The standout character in Easy Rider for me was the alcoholic lawyer George Hanson, played by the astonishing Jack Nicholson. Billy and Wyatt make pals with George after he helps them get out of jail for ‘parading without a permit’. George’s off-the-wall personality and searingly concise, yet whiskey-soaked insights into politics and society are truly legendary. The following block of dialogue is, in my humble opinion, the core message of the movie.
George Hanson: You know, this used to be a helluva good country. I can’t understand what’s gone wrong with it.
Billy: Man, everybody got chicken, that’s what happened. Hey, we can’t even get into like, a second-rate hotel, I mean, a second-rate motel, you dig? They think we’re gonna cut their throat or somethin’. They’re scared, man.
George Hanson: They’re not scared of you. They’re scared of what you represent to ’em.
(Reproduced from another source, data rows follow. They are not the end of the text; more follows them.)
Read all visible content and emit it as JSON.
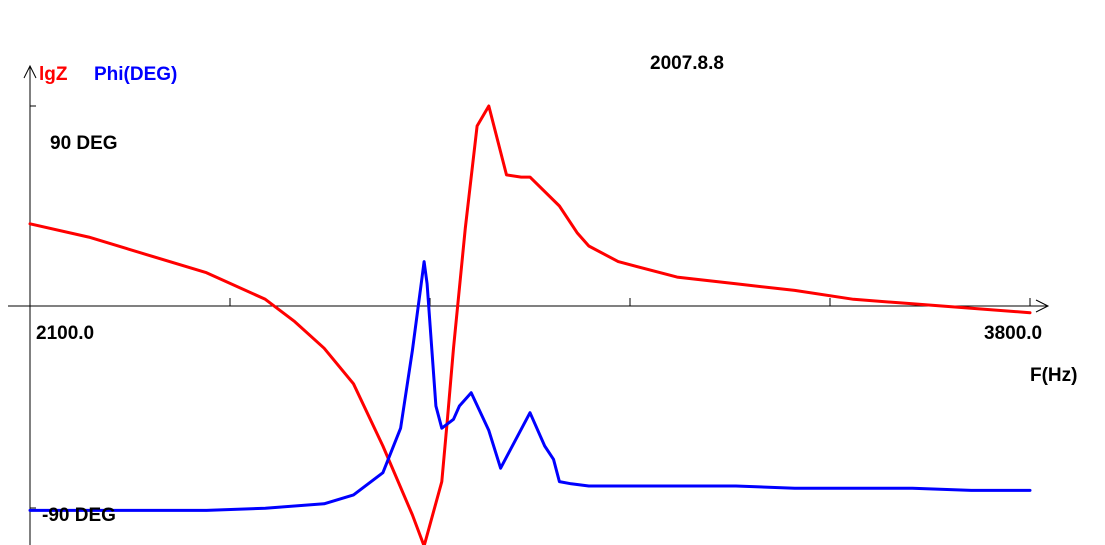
{
  "chart_data": {
    "type": "line",
    "date_label": "2007.8.8",
    "legend": {
      "lgz": "lgZ",
      "phi": "Phi(DEG)"
    },
    "y_axis_labels": {
      "top": "90 DEG",
      "bottom": "-90 DEG"
    },
    "x_tick_labels": {
      "start": "2100.0",
      "end": "3800.0"
    },
    "xlabel": "F(Hz)",
    "xlim": [
      2100,
      3800
    ],
    "ylim": [
      -90,
      90
    ],
    "colors": {
      "lgz": "#ff0000",
      "phi": "#0000ff",
      "axis": "#000000"
    },
    "series": [
      {
        "key": "lgz",
        "color": "#ff0000",
        "x": [
          2100,
          2200,
          2300,
          2400,
          2500,
          2550,
          2600,
          2650,
          2700,
          2750,
          2770,
          2800,
          2810,
          2820,
          2840,
          2860,
          2880,
          2910,
          2935,
          2950,
          3000,
          3030,
          3050,
          3100,
          3200,
          3300,
          3400,
          3500,
          3600,
          3700,
          3800
        ],
        "y": [
          37,
          31,
          23,
          15,
          3,
          -7,
          -19,
          -35,
          -63,
          -94,
          -108,
          -79,
          -50,
          -19,
          35,
          81,
          90,
          59,
          58,
          58,
          45,
          33,
          27,
          20,
          13,
          10,
          7,
          3,
          1,
          -1,
          -3
        ]
      },
      {
        "key": "phi",
        "color": "#0000ff",
        "x": [
          2100,
          2200,
          2300,
          2400,
          2500,
          2600,
          2650,
          2700,
          2730,
          2750,
          2765,
          2770,
          2775,
          2790,
          2800,
          2820,
          2830,
          2850,
          2880,
          2900,
          2950,
          2975,
          2990,
          3000,
          3020,
          3050,
          3100,
          3200,
          3300,
          3400,
          3500,
          3600,
          3700,
          3800
        ],
        "y": [
          -92,
          -92,
          -92,
          -92,
          -91,
          -89,
          -85,
          -75,
          -55,
          -20,
          10,
          20,
          10,
          -45,
          -55,
          -51,
          -45,
          -39,
          -56,
          -73,
          -48,
          -63,
          -69,
          -79,
          -80,
          -81,
          -81,
          -81,
          -81,
          -82,
          -82,
          -82,
          -83,
          -83
        ]
      }
    ]
  }
}
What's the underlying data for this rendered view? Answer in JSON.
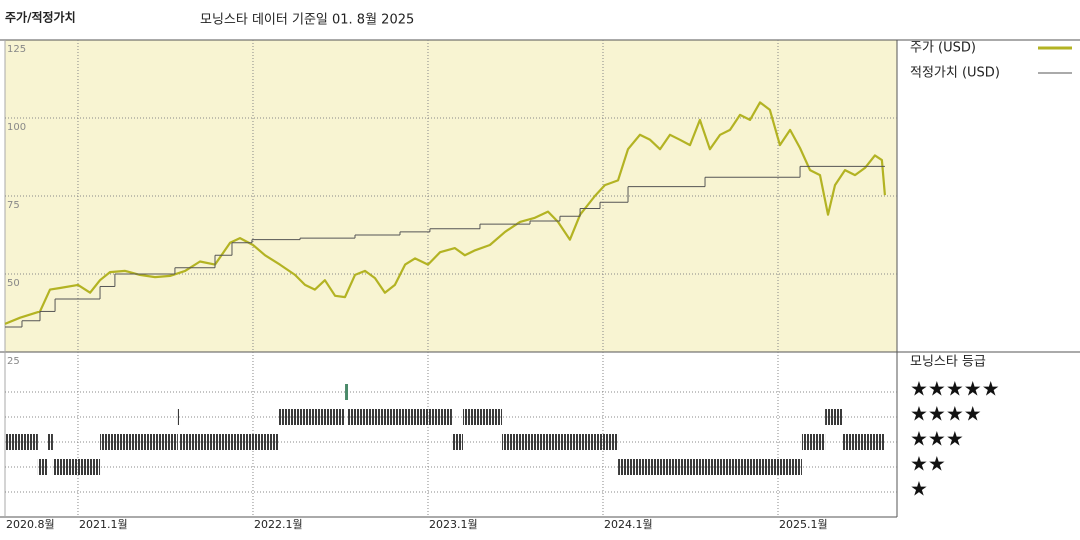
{
  "chart_data": [
    {
      "type": "line",
      "title": "주가/적정가치",
      "subtitle": "모닝스타 데이터 기준일 01. 8월 2025",
      "xlim": [
        2020.583,
        2025.68
      ],
      "xticks": [
        {
          "value": 2020.583,
          "label": "2020.8월"
        },
        {
          "value": 2021.0,
          "label": "2021.1월"
        },
        {
          "value": 2022.0,
          "label": "2022.1월"
        },
        {
          "value": 2023.0,
          "label": "2023.1월"
        },
        {
          "value": 2024.0,
          "label": "2024.1월"
        },
        {
          "value": 2025.0,
          "label": "2025.1월"
        }
      ],
      "ylim": [
        25,
        125
      ],
      "yticks": [
        25,
        50,
        75,
        100,
        125
      ],
      "grid": true,
      "legend": "top-right",
      "series": [
        {
          "name": "주가 (USD)",
          "color": "#b3b323",
          "x": [
            2020.583,
            2020.669,
            2020.783,
            2020.84,
            2020.897,
            2021.0,
            2021.069,
            2021.126,
            2021.183,
            2021.269,
            2021.354,
            2021.44,
            2021.526,
            2021.612,
            2021.697,
            2021.783,
            2021.869,
            2021.926,
            2022.0,
            2022.069,
            2022.154,
            2022.24,
            2022.297,
            2022.354,
            2022.411,
            2022.469,
            2022.526,
            2022.583,
            2022.64,
            2022.697,
            2022.754,
            2022.811,
            2022.869,
            2022.926,
            2023.0,
            2023.069,
            2023.154,
            2023.211,
            2023.269,
            2023.354,
            2023.44,
            2023.526,
            2023.611,
            2023.686,
            2023.743,
            2023.811,
            2023.869,
            2023.954,
            2024.011,
            2024.086,
            2024.143,
            2024.211,
            2024.269,
            2024.326,
            2024.383,
            2024.44,
            2024.497,
            2024.554,
            2024.611,
            2024.669,
            2024.726,
            2024.783,
            2024.84,
            2024.897,
            2024.954,
            2025.011,
            2025.069,
            2025.126,
            2025.183,
            2025.24,
            2025.286,
            2025.326,
            2025.383,
            2025.44,
            2025.497,
            2025.554,
            2025.594,
            2025.611
          ],
          "values": [
            34,
            36,
            38,
            45,
            45.5,
            46.5,
            44,
            48,
            50.6,
            51,
            49.7,
            49,
            49.4,
            51,
            54,
            53,
            60,
            61.5,
            59.3,
            56,
            53,
            49.7,
            46.5,
            45,
            48,
            43,
            42.6,
            49.7,
            51,
            48.7,
            44,
            46.5,
            53,
            55,
            53,
            57,
            58.3,
            56,
            57.6,
            59.3,
            63.5,
            66.7,
            68,
            70,
            66.7,
            61,
            69,
            75,
            78.5,
            80,
            90,
            94.6,
            93,
            90,
            94.6,
            93,
            91.3,
            99.4,
            90,
            94.6,
            96.2,
            101,
            99.4,
            105,
            102.6,
            91.3,
            96.2,
            90.4,
            83.3,
            81.7,
            69,
            78.5,
            83.3,
            81.7,
            84,
            88,
            86.5,
            75.3
          ]
        },
        {
          "name": "적정가치 (USD)",
          "color": "#555555",
          "step": true,
          "x": [
            2020.583,
            2020.68,
            2020.783,
            2020.869,
            2021.126,
            2021.211,
            2021.554,
            2021.783,
            2021.88,
            2021.994,
            2022.269,
            2022.583,
            2022.84,
            2023.011,
            2023.297,
            2023.583,
            2023.754,
            2023.869,
            2023.983,
            2024.143,
            2024.583,
            2025.126,
            2025.611
          ],
          "values": [
            33,
            35,
            38,
            42,
            46,
            50,
            52,
            56,
            60,
            61,
            61.5,
            62.5,
            63.5,
            64.5,
            66,
            67,
            68.5,
            71,
            73,
            78,
            81,
            84.5,
            84.5
          ]
        }
      ]
    },
    {
      "type": "rating",
      "title": "모닝스타 등급",
      "color": "#3a3a3a",
      "highlight_color": "#4a8a6a",
      "ylim": [
        0,
        6.6
      ],
      "yticks": [
        {
          "value": 5,
          "label": "★★★★★"
        },
        {
          "value": 4,
          "label": "★★★★"
        },
        {
          "value": 3,
          "label": "★★★"
        },
        {
          "value": 2,
          "label": "★★"
        },
        {
          "value": 1,
          "label": "★"
        }
      ],
      "start": [
        2020.583,
        2020.771,
        2020.823,
        2020.857,
        2021.126,
        2021.571,
        2021.583,
        2022.143,
        2022.526,
        2022.543,
        2023.137,
        2023.2,
        2023.423,
        2024.086,
        2025.137,
        2025.269,
        2025.371
      ],
      "end": [
        2020.771,
        2020.823,
        2020.857,
        2021.126,
        2021.571,
        2021.583,
        2022.143,
        2022.526,
        2022.543,
        2023.137,
        2023.2,
        2023.423,
        2024.086,
        2025.137,
        2025.269,
        2025.371,
        2025.611
      ],
      "values": [
        3,
        2,
        3,
        2,
        3,
        4,
        3,
        4,
        5,
        4,
        3,
        4,
        3,
        2,
        3,
        4,
        3
      ]
    }
  ]
}
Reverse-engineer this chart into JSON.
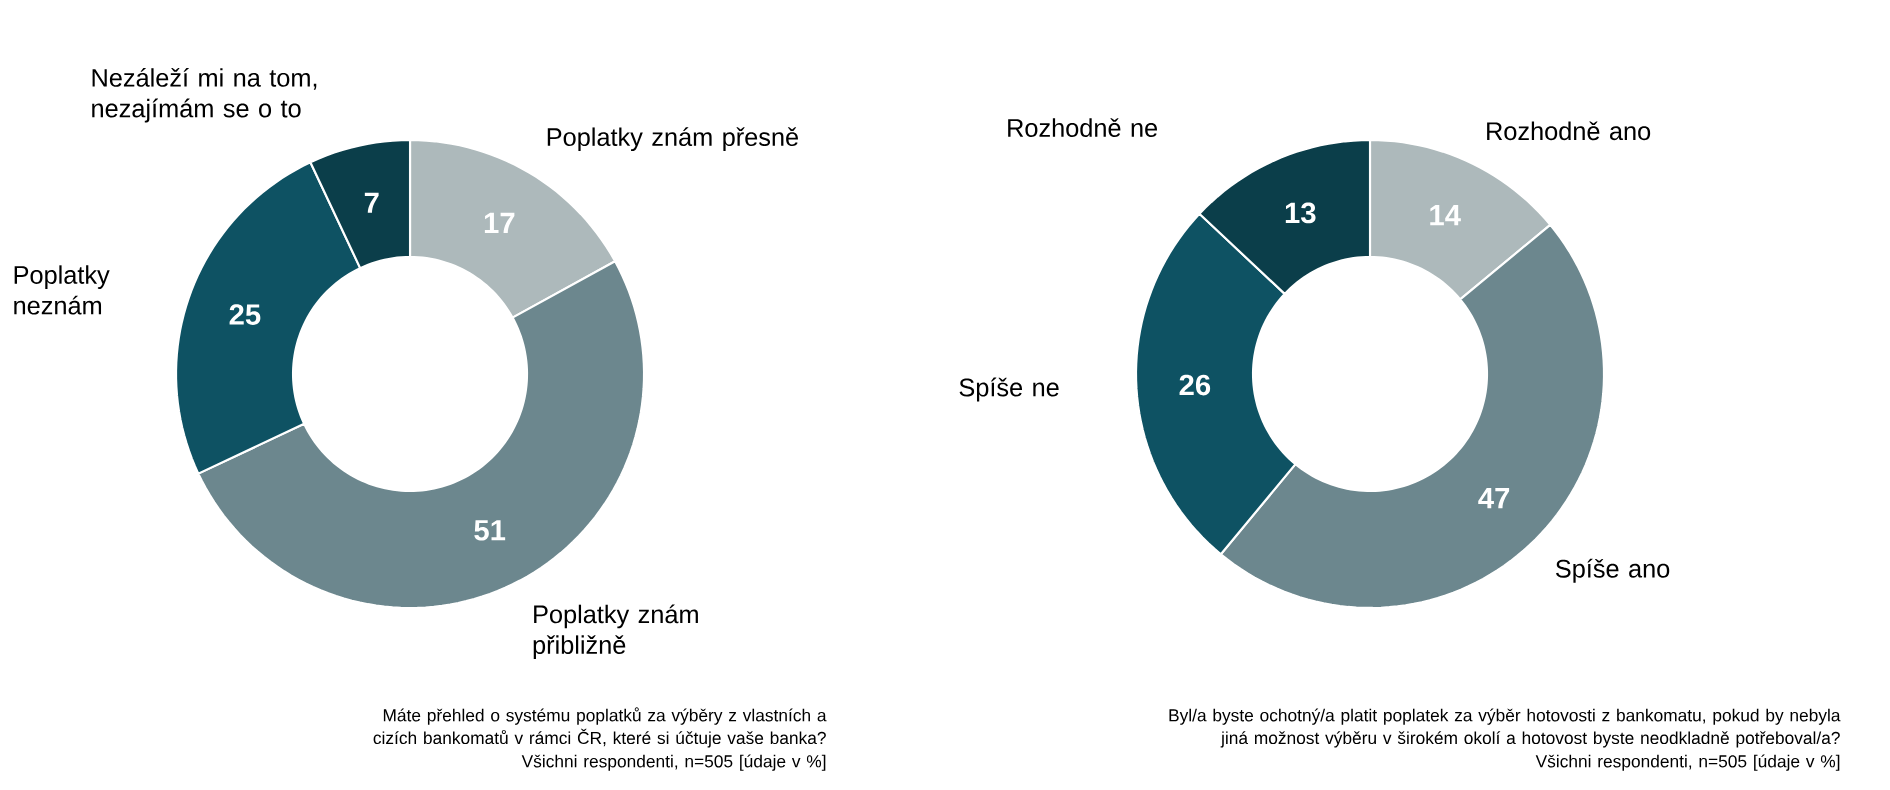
{
  "chart_data": [
    {
      "type": "donut",
      "categories": [
        "Poplatky znám přesně",
        "Poplatky znám přibližně",
        "Poplatky neznám",
        "Nezáleží mi na tom, nezajímám se o to"
      ],
      "values": [
        17,
        51,
        25,
        7
      ],
      "colors": [
        "#adb9bb",
        "#6c878e",
        "#0e5263",
        "#0b3e4a"
      ],
      "data_labels": true,
      "annotations": [
        "Máte přehled o systému poplatků za výběry z vlastních a cizích bankomatů v rámci ČR, které si účtuje vaše banka?",
        "Všichni respondenti, n=505 [údaje v %]"
      ]
    },
    {
      "type": "donut",
      "categories": [
        "Rozhodně ano",
        "Spíše ano",
        "Spíše ne",
        "Rozhodně ne"
      ],
      "values": [
        14,
        47,
        26,
        13
      ],
      "colors": [
        "#adb9bb",
        "#6c878e",
        "#0e5263",
        "#0b3e4a"
      ],
      "data_labels": true,
      "annotations": [
        "Byl/a byste ochotný/a platit poplatek za výběr hotovosti z bankomatu, pokud by nebyla jiná možnost výběru v širokém okolí a hotovost byste neodkladně potřeboval/a?",
        "Všichni respondenti, n=505 [údaje v %]"
      ]
    }
  ]
}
Billy: Hey, man. All we represent to them, man, is somebody who needs a haircut.
George Hanson: Oh, no. What you represent to them is freedom.
Billy: What the hell is wrong with freedom? That’s what it’s all about.
George Hanson: Oh, yeah, that’s right. That’s what’s it’s all about, all right. But talkin’ about it and bein’ it, that’s two different things. I mean, it’s real hard to be free when you are bought and sold in the marketplace. Of course, don’t ever tell anybody that they’re not free, ’cause then they’re gonna get real busy killin’ and maimin’ to prove to you that they are. Oh, yeah, they’re gonna talk to you, and talk to you, and talk to you about individual freedom. But they see a free individual, it’s gonna scare ’em.
Billy: Well, it don’t make ’em runnin’ scared.
George Hanson: No, it makes ’em dangerous. Buh, neh! Neh! Neh! Neh! Swamp!
Word. George wins the game. If you haven’t seen this movie then I implore you to check it out. Dennis Hopper, motorbikes, a journey across the USA, Jimi Hendrix, free love and LSD…what’s not to love? This movie will make you want to stick it to ‘the Man’ by jumping on the next flight to L.A, getting a bike and buggering off. You’ll also want to be best friends with Wyatt, Billy and George.
I could wax lyrical about this movie and what it represents all night, espousing fierce opinions on my palm-oil free soapbox, but as Wyatt said to the Stranger on the Highway before leaving the commune, “I’m hip with time, but I gotta go”.